Design scholar Joel Sanders wrote the brilliant essay "Curtain Wars" in the late 1990s, elaborating on the historical evolution of the upholsterer/decorator/interior designer role over the last couple of centuries and its deep-seated association with women and then gay interior designers. Sanders delineated the extent to which gender and sexual politics was at the root of the modernist abhorrence of ornamentation and fed into the clear disdain for so-called decorating over architecture. Loos had explicitly laid the groundwork for this “unmistakably misogynist and colonialist” position—as mumok calls it in the exhibition text—by advocating for the idea that the absence of decoration is a sign of a highly evolved culture, i.e. the opposite of what he considered to be primitive decorative arts and crafts from other cultures.

A 21st-century reading of the P&D movement, meanwhile, would almost certainly include a discussion around cultural appropriation and the identity politics of borrowing from other cultural traditions.

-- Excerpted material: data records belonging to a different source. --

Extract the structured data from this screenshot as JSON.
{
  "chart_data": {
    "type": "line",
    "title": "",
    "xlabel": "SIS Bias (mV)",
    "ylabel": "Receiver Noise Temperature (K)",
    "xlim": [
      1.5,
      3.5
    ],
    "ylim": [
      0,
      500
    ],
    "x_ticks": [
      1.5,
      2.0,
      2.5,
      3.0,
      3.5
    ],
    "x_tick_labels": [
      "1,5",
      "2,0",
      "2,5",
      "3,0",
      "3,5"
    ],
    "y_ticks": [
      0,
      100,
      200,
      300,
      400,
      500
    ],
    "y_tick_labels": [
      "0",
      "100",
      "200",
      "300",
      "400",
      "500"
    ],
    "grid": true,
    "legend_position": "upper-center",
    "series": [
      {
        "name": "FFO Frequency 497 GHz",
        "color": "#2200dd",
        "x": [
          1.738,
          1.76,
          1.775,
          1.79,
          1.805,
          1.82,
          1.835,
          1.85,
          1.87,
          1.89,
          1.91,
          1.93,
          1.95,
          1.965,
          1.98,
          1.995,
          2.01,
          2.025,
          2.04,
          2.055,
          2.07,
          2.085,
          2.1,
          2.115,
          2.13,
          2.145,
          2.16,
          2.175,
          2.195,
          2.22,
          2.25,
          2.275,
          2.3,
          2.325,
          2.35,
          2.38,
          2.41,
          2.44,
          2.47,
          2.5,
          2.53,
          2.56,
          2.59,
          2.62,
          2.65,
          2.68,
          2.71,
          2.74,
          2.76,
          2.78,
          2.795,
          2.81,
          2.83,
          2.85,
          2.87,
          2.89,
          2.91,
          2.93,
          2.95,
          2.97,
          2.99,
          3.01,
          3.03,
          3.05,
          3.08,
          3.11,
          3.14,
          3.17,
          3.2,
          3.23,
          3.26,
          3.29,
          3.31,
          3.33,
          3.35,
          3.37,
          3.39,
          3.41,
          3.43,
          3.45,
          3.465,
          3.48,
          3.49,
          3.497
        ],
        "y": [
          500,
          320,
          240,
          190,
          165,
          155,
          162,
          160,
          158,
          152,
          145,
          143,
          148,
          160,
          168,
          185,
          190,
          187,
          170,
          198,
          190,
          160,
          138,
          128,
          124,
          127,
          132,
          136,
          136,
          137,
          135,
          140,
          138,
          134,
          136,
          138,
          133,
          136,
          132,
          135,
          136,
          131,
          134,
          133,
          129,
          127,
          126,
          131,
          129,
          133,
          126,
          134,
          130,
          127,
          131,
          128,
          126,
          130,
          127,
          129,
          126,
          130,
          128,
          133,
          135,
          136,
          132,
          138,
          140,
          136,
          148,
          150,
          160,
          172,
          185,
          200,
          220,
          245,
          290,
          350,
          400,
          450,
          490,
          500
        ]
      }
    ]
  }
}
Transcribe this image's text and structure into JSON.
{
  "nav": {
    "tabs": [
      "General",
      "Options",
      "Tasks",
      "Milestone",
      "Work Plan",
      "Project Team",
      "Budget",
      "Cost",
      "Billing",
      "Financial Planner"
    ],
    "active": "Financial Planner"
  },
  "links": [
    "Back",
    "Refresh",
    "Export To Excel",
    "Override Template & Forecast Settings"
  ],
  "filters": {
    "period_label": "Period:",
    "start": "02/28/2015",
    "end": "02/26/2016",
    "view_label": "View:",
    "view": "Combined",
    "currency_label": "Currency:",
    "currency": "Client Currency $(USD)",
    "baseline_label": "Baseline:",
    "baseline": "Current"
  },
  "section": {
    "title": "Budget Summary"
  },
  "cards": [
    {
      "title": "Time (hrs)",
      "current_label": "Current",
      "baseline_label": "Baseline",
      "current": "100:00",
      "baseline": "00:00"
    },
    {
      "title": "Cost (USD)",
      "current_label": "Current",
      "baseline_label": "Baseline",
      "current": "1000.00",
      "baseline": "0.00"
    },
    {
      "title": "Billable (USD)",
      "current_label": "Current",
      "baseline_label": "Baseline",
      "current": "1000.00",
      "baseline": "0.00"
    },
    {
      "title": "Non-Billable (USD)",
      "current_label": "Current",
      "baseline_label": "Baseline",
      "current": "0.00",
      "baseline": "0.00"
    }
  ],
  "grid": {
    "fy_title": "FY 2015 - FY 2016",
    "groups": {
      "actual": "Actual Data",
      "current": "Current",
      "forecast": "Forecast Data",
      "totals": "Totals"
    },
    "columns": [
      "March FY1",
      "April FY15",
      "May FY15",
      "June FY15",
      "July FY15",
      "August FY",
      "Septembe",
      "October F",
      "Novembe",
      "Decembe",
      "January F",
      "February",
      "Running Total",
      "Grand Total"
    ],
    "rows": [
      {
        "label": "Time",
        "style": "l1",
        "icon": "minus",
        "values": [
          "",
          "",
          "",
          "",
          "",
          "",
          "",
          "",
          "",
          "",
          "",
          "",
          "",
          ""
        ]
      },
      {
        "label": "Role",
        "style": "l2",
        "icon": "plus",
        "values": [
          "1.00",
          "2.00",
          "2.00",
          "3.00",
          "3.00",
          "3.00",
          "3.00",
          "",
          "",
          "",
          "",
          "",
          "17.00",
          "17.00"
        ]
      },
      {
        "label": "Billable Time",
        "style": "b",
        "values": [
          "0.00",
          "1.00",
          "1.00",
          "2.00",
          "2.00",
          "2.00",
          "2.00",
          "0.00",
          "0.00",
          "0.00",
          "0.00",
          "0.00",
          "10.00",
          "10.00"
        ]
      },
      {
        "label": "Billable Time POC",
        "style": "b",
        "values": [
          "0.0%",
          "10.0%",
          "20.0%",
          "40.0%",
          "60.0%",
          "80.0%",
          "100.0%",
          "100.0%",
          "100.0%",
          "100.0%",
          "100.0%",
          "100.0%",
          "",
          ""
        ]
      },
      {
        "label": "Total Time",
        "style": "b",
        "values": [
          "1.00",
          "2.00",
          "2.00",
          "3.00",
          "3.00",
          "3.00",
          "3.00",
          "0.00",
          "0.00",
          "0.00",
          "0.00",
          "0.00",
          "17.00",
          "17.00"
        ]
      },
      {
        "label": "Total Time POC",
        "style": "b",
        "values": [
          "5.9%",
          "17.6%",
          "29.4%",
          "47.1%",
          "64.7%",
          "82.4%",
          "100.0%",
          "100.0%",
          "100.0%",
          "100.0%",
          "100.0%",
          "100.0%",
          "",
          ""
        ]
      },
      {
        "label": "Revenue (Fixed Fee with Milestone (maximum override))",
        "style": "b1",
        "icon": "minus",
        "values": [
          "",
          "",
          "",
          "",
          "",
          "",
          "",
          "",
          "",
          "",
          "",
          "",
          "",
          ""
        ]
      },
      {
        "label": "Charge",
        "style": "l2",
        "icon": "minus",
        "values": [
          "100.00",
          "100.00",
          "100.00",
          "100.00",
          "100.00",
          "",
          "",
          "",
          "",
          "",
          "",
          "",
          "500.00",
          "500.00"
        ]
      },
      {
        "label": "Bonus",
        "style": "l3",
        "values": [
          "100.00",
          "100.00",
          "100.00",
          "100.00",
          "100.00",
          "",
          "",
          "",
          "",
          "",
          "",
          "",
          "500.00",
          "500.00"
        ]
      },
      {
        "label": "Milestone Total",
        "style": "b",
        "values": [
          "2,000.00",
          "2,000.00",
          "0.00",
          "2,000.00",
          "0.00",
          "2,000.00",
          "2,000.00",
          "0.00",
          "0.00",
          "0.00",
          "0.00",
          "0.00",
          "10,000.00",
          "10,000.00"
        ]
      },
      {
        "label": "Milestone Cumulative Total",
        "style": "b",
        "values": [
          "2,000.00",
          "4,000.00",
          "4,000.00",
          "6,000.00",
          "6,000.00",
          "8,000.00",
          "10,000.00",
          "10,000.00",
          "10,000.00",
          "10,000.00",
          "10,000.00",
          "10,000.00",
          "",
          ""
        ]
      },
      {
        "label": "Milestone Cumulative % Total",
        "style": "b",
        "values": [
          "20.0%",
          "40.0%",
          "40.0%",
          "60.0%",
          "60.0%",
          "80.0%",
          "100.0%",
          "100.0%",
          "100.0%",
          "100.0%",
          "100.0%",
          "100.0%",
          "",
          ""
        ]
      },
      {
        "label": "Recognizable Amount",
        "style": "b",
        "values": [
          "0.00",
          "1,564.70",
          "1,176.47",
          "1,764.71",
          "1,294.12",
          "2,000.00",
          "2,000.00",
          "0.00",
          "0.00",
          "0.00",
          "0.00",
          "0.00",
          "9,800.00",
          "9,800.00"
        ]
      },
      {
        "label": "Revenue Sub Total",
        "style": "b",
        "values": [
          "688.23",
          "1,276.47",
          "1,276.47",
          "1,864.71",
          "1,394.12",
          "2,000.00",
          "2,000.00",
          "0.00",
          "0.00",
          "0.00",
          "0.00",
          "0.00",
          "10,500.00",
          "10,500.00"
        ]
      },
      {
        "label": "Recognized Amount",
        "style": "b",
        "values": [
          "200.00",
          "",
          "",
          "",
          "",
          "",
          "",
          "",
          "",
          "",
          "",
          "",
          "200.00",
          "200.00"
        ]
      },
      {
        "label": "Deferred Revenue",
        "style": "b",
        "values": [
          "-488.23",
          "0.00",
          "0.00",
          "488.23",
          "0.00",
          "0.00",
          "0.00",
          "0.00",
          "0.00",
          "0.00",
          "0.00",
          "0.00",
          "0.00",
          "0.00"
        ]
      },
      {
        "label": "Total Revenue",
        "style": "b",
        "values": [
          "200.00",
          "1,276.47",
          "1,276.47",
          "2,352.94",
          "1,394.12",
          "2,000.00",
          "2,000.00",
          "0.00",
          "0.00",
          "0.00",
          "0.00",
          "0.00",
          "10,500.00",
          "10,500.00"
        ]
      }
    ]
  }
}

The question of ornamentation remains incredibly emotionally, ethically, and politically fraught; intrinsically entwined with questions of social heirarchies, power structures, and identity. mumok writes of the exhibition: “Today, in our ever more globalized world with its great asymmetries of power, the questions that these artists posed remain urgent and relevant.”

Hybrid Ceramics by CTRLZAK, 2011 - 2016 Photo © CTRLZAK
In the design world, likewise, the subjects of remixing and juxtapositioning, a return to traditional craft techniques, and the revival of postmodernist movements like Memphis remain highly current. In the contemporary design scene, perhaps even more than other creative fields, there is a renewed enthusiasm for embellishment (like the current obsession with all things neo-deco in interior design) and evidence of designers’ willingness to move between aesthetics designated masculine or feminine. Designers like CTRLZAK move seamlessly between graphic, minimalist furniture designs and decorative textiles; indeed their Motley Tablecloths and Flagmented Pillows share a penchant for sampling and power-clashing that is highly reminiscent of P&D. Contemporary wallpaper designs from the likes of Wall81, Moustache, and Pattern17 combine elaborate adornment with the very fabric of a space’s architecture, closing the divide between ornamentation and function.

I heartily recommend getting to Vienna to see the exhibition before it closes. Even from afar, though, the exhibition offers plenty of food for thought: how notions of taste are culturally defined and thus embedded within cultural politics. How this manifests in the furnishings of your home is another clear example of the adage—attributed to feminist writer and activist Carol Hanisch and popularized by iconic figures like Audre Lorde and others—“the personal is political.” Or, as the legendary Susan Sontag put it, "rules of taste enforce structures of power." In that spirit, at least, embracing the joys of ornamentation can still be a revolutionary act.